Consumer prices remain very soft, failing to match what were modest Econoday expectations for July. Total prices edged 1 tenth higher in July as did the core (less food & energy) which are both no better than the low estimates. Year-on-year rates are also at the low estimates, at 1.7 percent each. Moderation in housing costs remains a major disinflationary force, inching only 0.1 percent higher for a yearly 2.8 percent which is down 2 tenths from June. And wireless services, in keeping with the telecom revolution, continue to move lower, falling 0.3 percent on the month for a yearly decline of 13.3 percent.
Vehicle sales have been weak this year and it's being reflected in prices which fell 0.5 percent in the month. Lodging away from home is another major negative in the July report, falling a record 4.2 percent as motels and hotels cut prices. On the plus side, apparel prices, which had been on a long negative streak, rose 0.3 percent though the year-on-year rate remains in the negative camp at minus 0.4 percent. Medical care is a plus in the report, rising 0.4 percent for the second straight month with the year-on-year rate, however, edging lower to 2.6 percent. Energy prices are a negative in the report, at minus 0.1 percent, offset by a 0.2 percent rise for food.
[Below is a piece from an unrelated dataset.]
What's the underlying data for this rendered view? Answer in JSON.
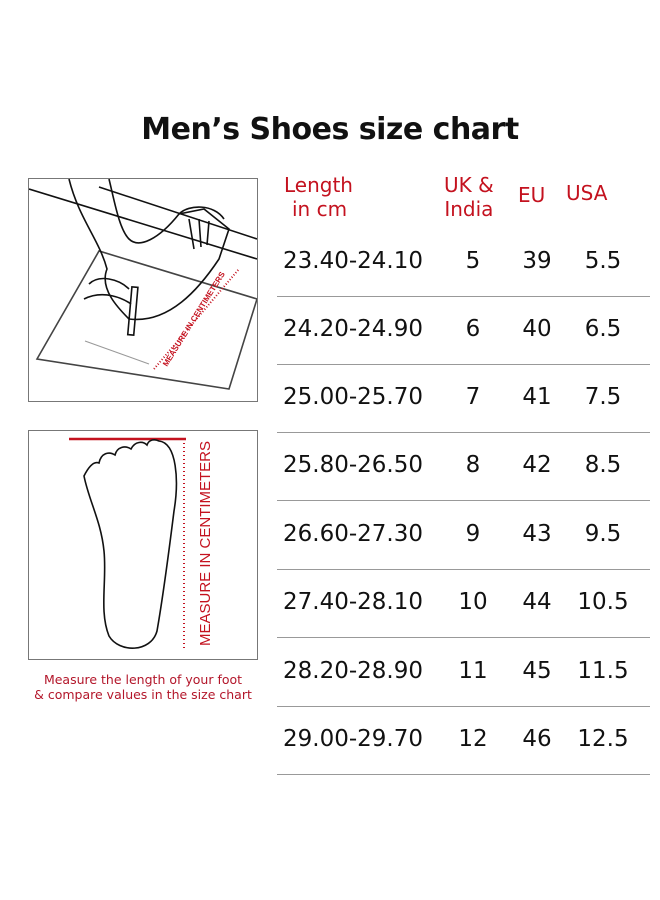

Is the dip in inflation the result of one-time effects that will soon pass? Or is it the result of weak wages and general global disinflation? Lack of inflation remains the central trouble in the Federal Reserve's policy efforts. Today's results will not be improving expectations for the beginning of balance-sheet unwinding at the September FOMC.
Econoday's consensus isn't calling for much needed strength in consumer prices, at a monthly consensus gain of 0.2 percent in July vs no change in June. The yearly rate is seen slipping to 1.8 percent from 1.9 percent. Less food & energy, the rate is also seen rising a monthly 0.2 percent vs June's gain of 0.1 percent with this closely watched yearly rate also called at 1.8 percent which however would be up from June's 1.6 percent. Though this report has been tipped lower by declines in cell phone services, fundamental prices including housing costs have been slowing.